Friday, August 26, 2011

Grow Old Gracefully - You Gotta Be Kiddin'

What do you mean grow old gracefully?  There's no such thing.  To do something  gracefully takes practice. Therefore, to grow old gracefully, we must practaice growing old.  Tell a teenager that they need to practice growing old, and see how far that gets ya.  Besides, there's no way to practice getting old. 

The other day I met a lady while walking my pups.  She was dressed the part, shorts, tee shirt, walking shoes.  She was acting the part too, walking fast, pumping those arms, breathing deep (either that or panting, I couldn't tell which).  Anyway, she looked at me as we passed and said "I'm trying to stave off sixty."  Shoot, sixty, for me that was a looong time ago.  But I can still breathe and walk at the same time.

Then again, I am not old - yet anyway - I don't have time to be.  I have waaay too much to do to get old.  I have to take care of business, Robbins Grips (I've harped about that to everybody), a book to sell, a book to write, roads to travel and mountains to climb.  And people want me to grow old gracefully?  I'll do that when I win the Publishers Clearing House Sweepstakes.

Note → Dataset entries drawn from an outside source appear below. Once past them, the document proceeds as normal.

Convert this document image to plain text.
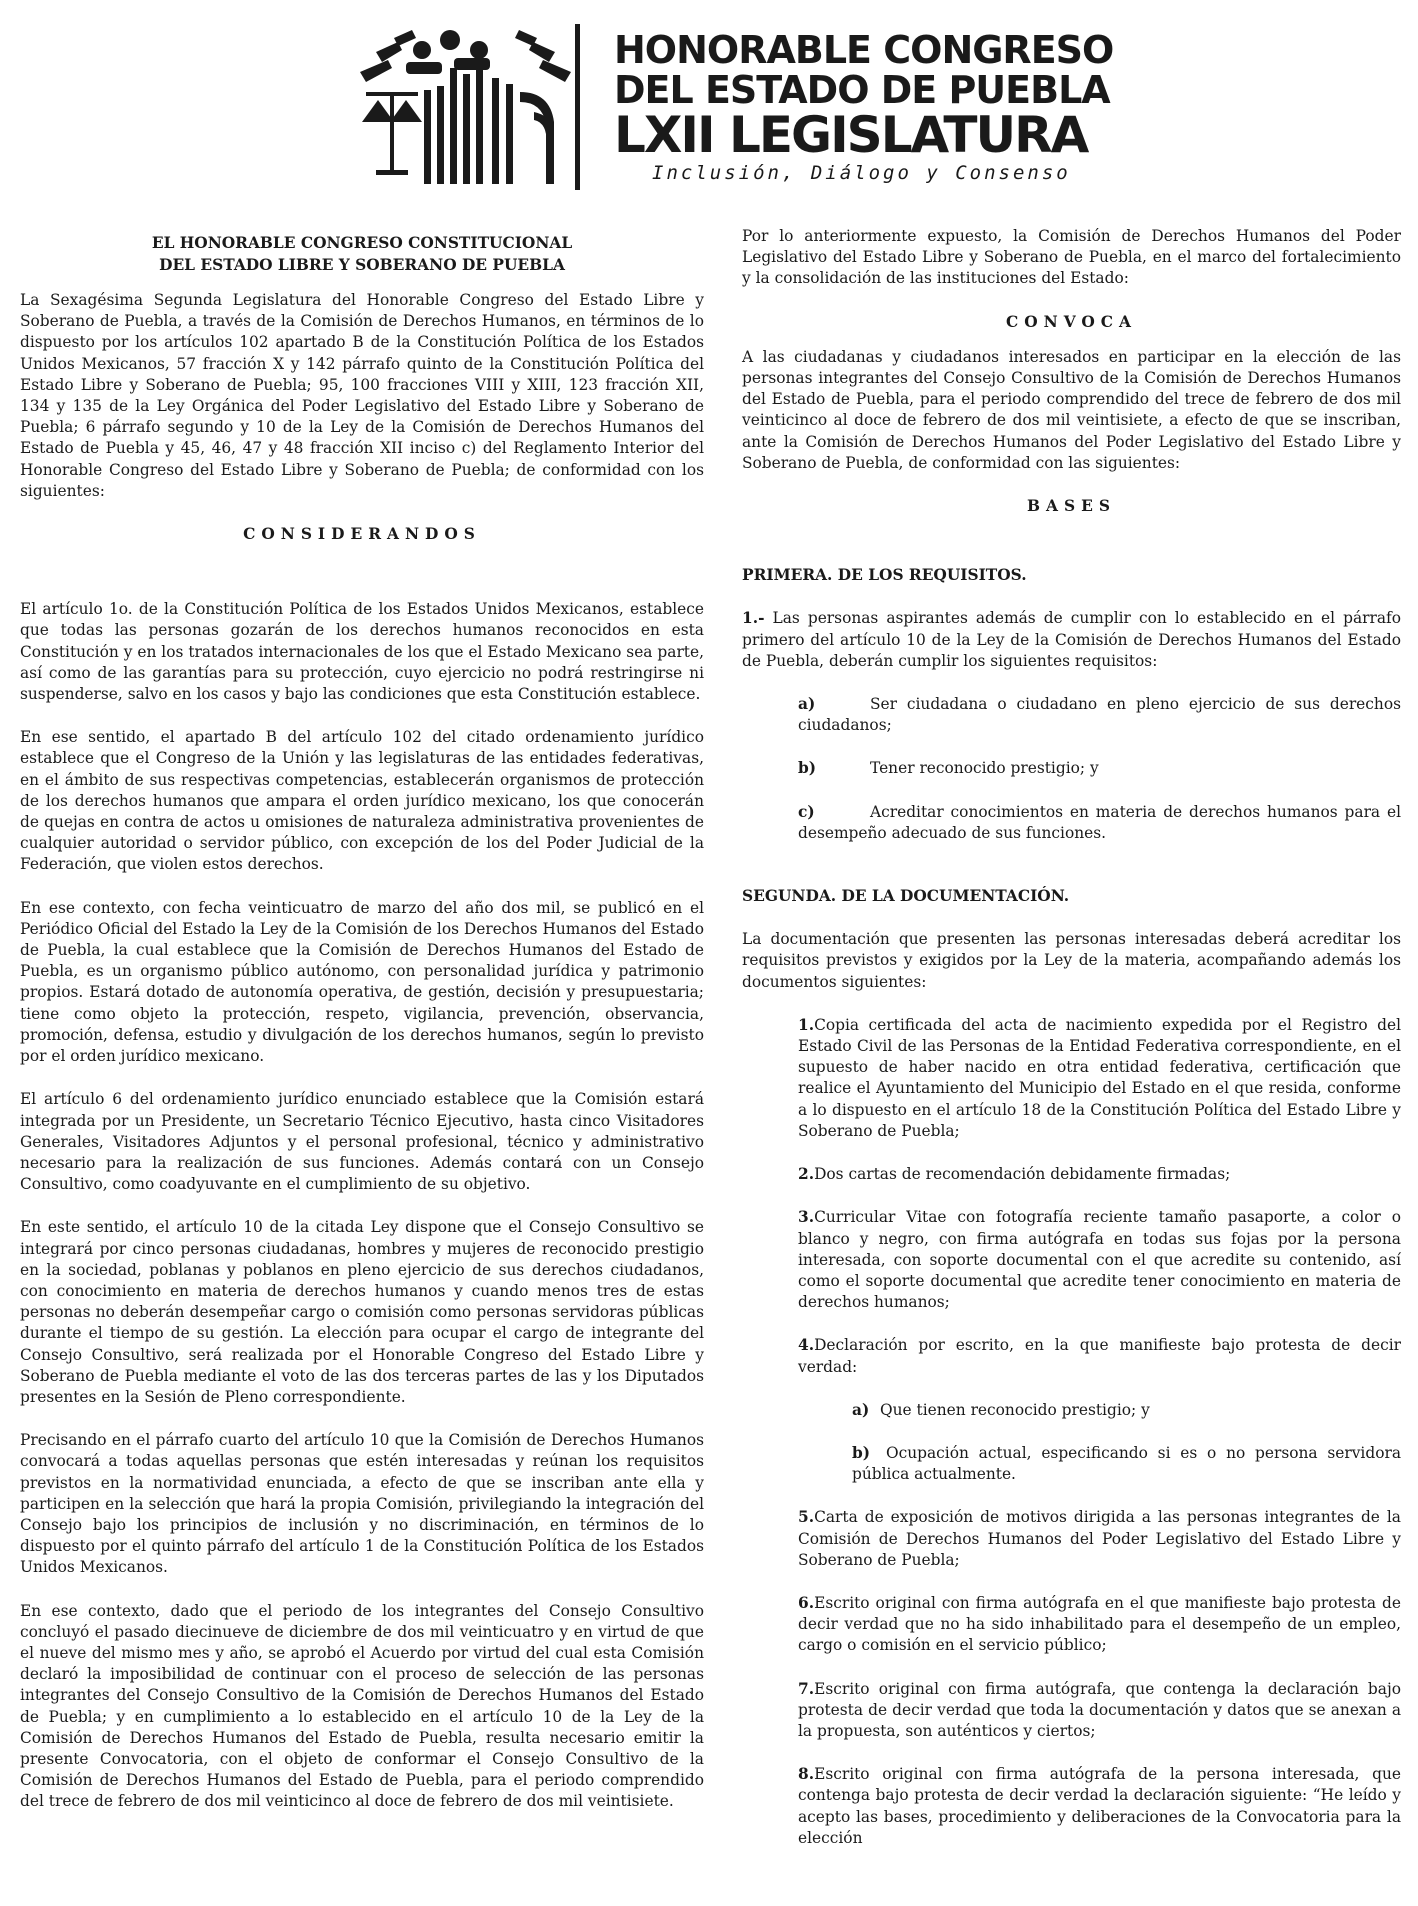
HONORABLE CONGRESO
DEL ESTADO DE PUEBLA
LXII LEGISLATURA
Inclusión, Diálogo y Consenso
EL HONORABLE CONGRESO CONSTITUCIONAL
DEL ESTADO LIBRE Y SOBERANO DE PUEBLA

La Sexagésima Segunda Legislatura del Honorable Congreso del Estado Libre y Soberano de Puebla, a través de la Comisión de Derechos Humanos, en términos de lo dispuesto por los artículos 102 apartado B de la Constitución Política de los Estados Unidos Mexicanos, 57 fracción X y 142 párrafo quinto de la Constitución Política del Estado Libre y Soberano de Puebla; 95, 100 fracciones VIII y XIII, 123 fracción XII, 134 y 135 de la Ley Orgánica del Poder Legislativo del Estado Libre y Soberano de Puebla; 6 párrafo segundo y 10 de la Ley de la Comisión de Derechos Humanos del Estado de Puebla y 45, 46, 47 y 48 fracción XII inciso c) del Reglamento Interior del Honorable Congreso del Estado Libre y Soberano de Puebla; de conformidad con los siguientes:

CONSIDERANDOS

El artículo 1o. de la Constitución Política de los Estados Unidos Mexicanos, establece que todas las personas gozarán de los derechos humanos reconocidos en esta Constitución y en los tratados internacionales de los que el Estado Mexicano sea parte, así como de las garantías para su protección, cuyo ejercicio no podrá restringirse ni suspenderse, salvo en los casos y bajo las condiciones que esta Constitución establece.

En ese sentido, el apartado B del artículo 102 del citado ordenamiento jurídico establece que el Congreso de la Unión y las legislaturas de las entidades federativas, en el ámbito de sus respectivas competencias, establecerán organismos de protección de los derechos humanos que ampara el orden jurídico mexicano, los que conocerán de quejas en contra de actos u omisiones de naturaleza administrativa provenientes de cualquier autoridad o servidor público, con excepción de los del Poder Judicial de la Federación, que violen estos derechos.

En ese contexto, con fecha veinticuatro de marzo del año dos mil, se publicó en el Periódico Oficial del Estado la Ley de la Comisión de los Derechos Humanos del Estado de Puebla, la cual establece que la Comisión de Derechos Humanos del Estado de Puebla, es un organismo público autónomo, con personalidad jurídica y patrimonio propios. Estará dotado de autonomía operativa, de gestión, decisión y presupuestaria; tiene como objeto la protección, respeto, vigilancia, prevención, observancia, promoción, defensa, estudio y divulgación de los derechos humanos, según lo previsto por el orden jurídico mexicano.

El artículo 6 del ordenamiento jurídico enunciado establece que la Comisión estará integrada por un Presidente, un Secretario Técnico Ejecutivo, hasta cinco Visitadores Generales, Visitadores Adjuntos y el personal profesional, técnico y administrativo necesario para la realización de sus funciones. Además contará con un Consejo Consultivo, como coadyuvante en el cumplimiento de su objetivo.

En este sentido, el artículo 10 de la citada Ley dispone que el Consejo Consultivo se integrará por cinco personas ciudadanas, hombres y mujeres de reconocido prestigio en la sociedad, poblanas y poblanos en pleno ejercicio de sus derechos ciudadanos, con conocimiento en materia de derechos humanos y cuando menos tres de estas personas no deberán desempeñar cargo o comisión como personas servidoras públicas durante el tiempo de su gestión. La elección para ocupar el cargo de integrante del Consejo Consultivo, será realizada por el Honorable Congreso del Estado Libre y Soberano de Puebla mediante el voto de las dos terceras partes de las y los Diputados presentes en la Sesión de Pleno correspondiente.

Precisando en el párrafo cuarto del artículo 10 que la Comisión de Derechos Humanos convocará a todas aquellas personas que estén interesadas y reúnan los requisitos previstos en la normatividad enunciada, a efecto de que se inscriban ante ella y participen en la selección que hará la propia Comisión, privilegiando la integración del Consejo bajo los principios de inclusión y no discriminación, en términos de lo dispuesto por el quinto párrafo del artículo 1 de la Constitución Política de los Estados Unidos Mexicanos.

En ese contexto, dado que el periodo de los integrantes del Consejo Consultivo concluyó el pasado diecinueve de diciembre de dos mil veinticuatro y en virtud de que el nueve del mismo mes y año, se aprobó el Acuerdo por virtud del cual esta Comisión declaró la imposibilidad de continuar con el proceso de selección de las personas integrantes del Consejo Consultivo de la Comisión de Derechos Humanos del Estado de Puebla; y en cumplimiento a lo establecido en el artículo 10 de la Ley de la Comisión de Derechos Humanos del Estado de Puebla, resulta necesario emitir la presente Convocatoria, con el objeto de conformar el Consejo Consultivo de la Comisión de Derechos Humanos del Estado de Puebla, para el periodo comprendido del trece de febrero de dos mil veinticinco al doce de febrero de dos mil veintisiete.

Por lo anteriormente expuesto, la Comisión de Derechos Humanos del Poder Legislativo del Estado Libre y Soberano de Puebla, en el marco del fortalecimiento y la consolidación de las instituciones del Estado:

CONVOCA

A las ciudadanas y ciudadanos interesados en participar en la elección de las personas integrantes del Consejo Consultivo de la Comisión de Derechos Humanos del Estado de Puebla, para el periodo comprendido del trece de febrero de dos mil veinticinco al doce de febrero de dos mil veintisiete, a efecto de que se inscriban, ante la Comisión de Derechos Humanos del Poder Legislativo del Estado Libre y Soberano de Puebla, de conformidad con las siguientes:

BASES
PRIMERA. DE LOS REQUISITOS.

1.- Las personas aspirantes además de cumplir con lo establecido en el párrafo primero del artículo 10 de la Ley de la Comisión de Derechos Humanos del Estado de Puebla, deberán cumplir los siguientes requisitos:

a)	Ser ciudadana o ciudadano en pleno ejercicio de sus derechos ciudadanos;

b)	Tener reconocido prestigio; y

c)	Acreditar conocimientos en materia de derechos humanos para el desempeño adecuado de sus funciones.

SEGUNDA. DE LA DOCUMENTACIÓN.

La documentación que presenten las personas interesadas deberá acreditar los requisitos previstos y exigidos por la Ley de la materia, acompañando además los documentos siguientes:

1.Copia certificada del acta de nacimiento expedida por el Registro del Estado Civil de las Personas de la Entidad Federativa correspondiente, en el supuesto de haber nacido en otra entidad federativa, certificación que realice el Ayuntamiento del Municipio del Estado en el que resida, conforme a lo dispuesto en el artículo 18 de la Constitución Política del Estado Libre y Soberano de Puebla;

2.Dos cartas de recomendación debidamente firmadas;

3.Curricular Vitae con fotografía reciente tamaño pasaporte, a color o blanco y negro, con firma autógrafa en todas sus fojas por la persona interesada, con soporte documental con el que acredite su contenido, así como el soporte documental que acredite tener conocimiento en materia de derechos humanos;

4.Declaración por escrito, en la que manifieste bajo protesta de decir verdad:

a) Que tienen reconocido prestigio; y

b) Ocupación actual, especificando si es o no persona servidora pública actualmente.

5.Carta de exposición de motivos dirigida a las personas integrantes de la Comisión de Derechos Humanos del Poder Legislativo del Estado Libre y Soberano de Puebla;

6.Escrito original con firma autógrafa en el que manifieste bajo protesta de decir verdad que no ha sido inhabilitado para el desempeño de un empleo, cargo o comisión en el servicio público;

7.Escrito original con firma autógrafa, que contenga la declaración bajo protesta de decir verdad que toda la documentación y datos que se anexan a la propuesta, son auténticos y ciertos;

8.Escrito original con firma autógrafa de la persona interesada, que contenga bajo protesta de decir verdad la declaración siguiente: “He leído y acepto las bases, procedimiento y deliberaciones de la Convocatoria para la elección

Right now, it's people driving cars that make me wave my arms and scream.  I would appreaciate it if all you slow drivers would  get out of my way.  I do not have time to wait behind you at stop signs so that you can finally look both ways.  You need to be lookin' both ways before you ever stop.  It is easy to see that the car a block and a half away is not gonna hit you if you cross the street.  Surely, you can travel to the other side at twenty miles an hour, before that car drives the length of three football fields.  Do the math.

Also, it does not help me to grow old gracefully when the light turns green, for you to finish your text or whatever it is you are looking down at, before you decide "OH, the light has changed, maybe I should go, but I had better look both ways first."  Yes, I'm the one behind you that's honking. Pay attention.

Automatic doors are another thing I don't have time to wait for, unless my arms are full or broken.  They open too slow.  Have you noticed how lazy people are though?  If there is a button to punch to open the door, they seem to think it's necessary to punch it.  Do they not realize that if they open the door themselves, their arms will stay stronger a little longer?  Maybe not much, but any excersize helps. 

There's really no way a person can get ready for old age.  It just slipes up on ya.  Like after youve cleaned house.  The place looks spotless, and then a few days later you notice dust all over everything.  It just sort of appears out of nowhere. 

Years do the same thing.  You're lookin' good.  Skin, hair, weight all are fine until one day you look in the mirror, and there staring back at ya is your mom or worse, your grandmother.   For all you young folks out there, if you don't think that's gonna happen, just stick around, and I'll say "I told ya so." 

Anyone under fifty isn't gonna believe me.  That's OK.  I was the same way.  But then one day I looked in the mirror and sure enough, Grandma was starin' back at me with a grin on her face.  Don't know how, but I skipped plum over Mama.  Not only us girls, but fellas have problems this way  too.

Now, at this age, I should be tryin' to grow old gracefully.  But I'm trying to get everything done that I didn't do earlier.  All I know to say is, just stay outta my way.  I don't have time to fool with slow pokes, especially in cars.  Besides, I didn't practice for old age, but I'm planning to be a race car driver in my next life and I'm practing for that.  The other day a friend was ridin' with me when I told her my plans.  She said "Well, you'll make a ton 'o money at it".  I looked down and her knuckles were plumb white.  Bless her lill' ol' heart.